Turning Application Insights telemetry into actionable events

July 23, 2019

azure amazon mws api

Last year we adopted Application Insights when entering the Azure ecosystem and it replaced a database logging system we had. The logs were always meant to be ephemeral so the database solution was unnecessary I/O. But the task of migrating them always just sat in technical debt.

Adding App Insights was a quick solution to this - all we needed was to add a client to our existing ILogger.

Querying your Application Insights logs

The Amazon MWS report API and its availability has always been a sore spot. The API status page is rarely correct during downtimes and occasionally reports get stuck in processing.

We needed to be reactive to these events. Using Application Insights, we would track:

The number of reports being requested every N minutes
Occurrences of reports being stuck in a Processing state

Azure presents App Insights data in a column format:

timestamp	message	severityLevel	operation_Id
2019-07-23T10:00:05.000Z	Message1	Error	FunctionA
2019-07-23T10:00:10.000Z	Message2	Warning	FunctionB

And in the Azure Portal, you can query it as you would a SQL table. For example, you could select just the messages over a certain timeframe:

traces
| where timestamp > ago(1h)
| project message

Or distinct messages:

traces
| where timestamp > ago(1h)
| distinct message

Or in our case, we could track the number of reports that have been in a processing state for over 5 mins:

customMetrics
| where timestamp > ago(5m) and name == "ReportType_X_InProgress"
| summarize ReportCount = sum(value)

Alerting on actionable events

Using this Kusto query pattern, we set up alerts that became actionable tasks.

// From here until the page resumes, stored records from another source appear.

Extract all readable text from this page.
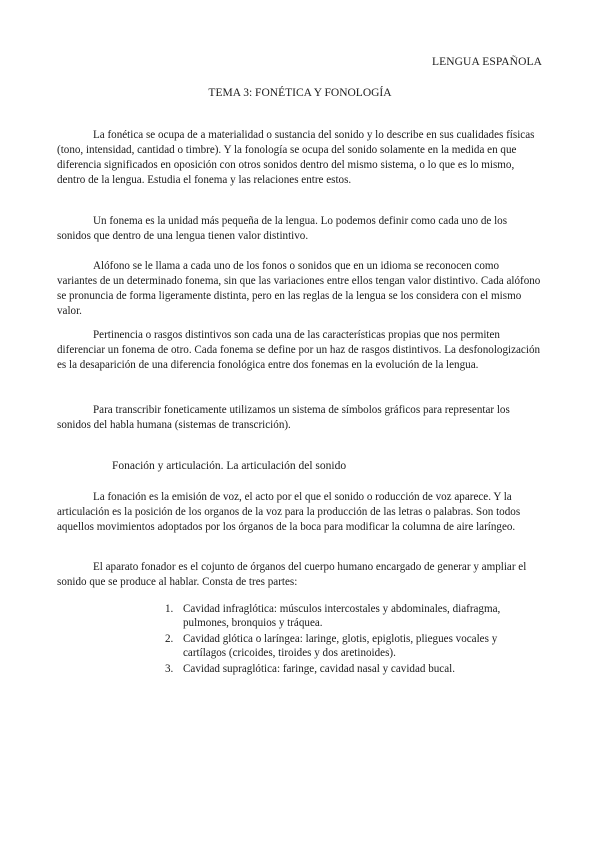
LENGUA ESPAÑOLA
TEMA 3: FONÉTICA Y FONOLOGÍA

La fonética se ocupa de a materialidad o sustancia del sonido y lo describe en sus cualidades físicas (tono, intensidad, cantidad o timbre). Y la fonología se ocupa del sonido solamente en la medida en que diferencia significados en oposición con otros sonidos dentro del mismo sistema, o lo que es lo mismo, dentro de la lengua. Estudia el fonema y las relaciones entre estos.

Un fonema es la unidad más pequeña de la lengua. Lo podemos definir como cada uno de los sonidos que dentro de una lengua tienen valor distintivo.

Alófono se le llama a cada uno de los fonos o sonidos que en un idioma se reconocen como variantes de un determinado fonema, sin que las variaciones entre ellos tengan valor distintivo. Cada alófono se pronuncia de forma ligeramente distinta, pero en las reglas de la lengua se los considera con el mismo valor.

Pertinencia o rasgos distintivos son cada una de las características propias que nos permiten diferenciar un fonema de otro. Cada fonema se define por un haz de rasgos distintivos. La desfonologización es la desaparición de una diferencia fonológica entre dos fonemas en la evolución de la lengua.

Para transcribir foneticamente utilizamos un sistema de símbolos gráficos para representar los sonidos del habla humana (sistemas de transcrición).

Fonación y articulación. La articulación del sonido

La fonación es la emisión de voz, el acto por el que el sonido o roducción de voz aparece. Y la articulación es la posición de los organos de la voz para la producción de las letras o palabras. Son todos aquellos movimientos adoptados por los órganos de la boca para modificar la columna de aire laríngeo.

El aparato fonador es el cojunto de órganos del cuerpo humano encargado de generar y ampliar el sonido que se produce al hablar. Consta de tres partes:

1. Cavidad infraglótica: músculos intercostales y abdominales, diafragma, pulmones, bronquios y tráquea.
2. Cavidad glótica o laríngea: laringe, glotis, epiglotis, pliegues vocales y cartílagos (cricoides, tiroides y dos aretinoides).
3. Cavidad supraglótica: faringe, cavidad nasal y cavidad bucal.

After building a query, you can set up an alert:

Alert name
Alert condition (a kusto query that returns results)
Alert threshold (the alert will trigger if the query result passes this threshold)
Action group (defines who will be notified if the alert triggers)

We could then assign ourselves as the action group so it would notify us via e-mail or SMS. Upon receiving these alerts, a ticket was then opened with support so that the stuck reports could be removed.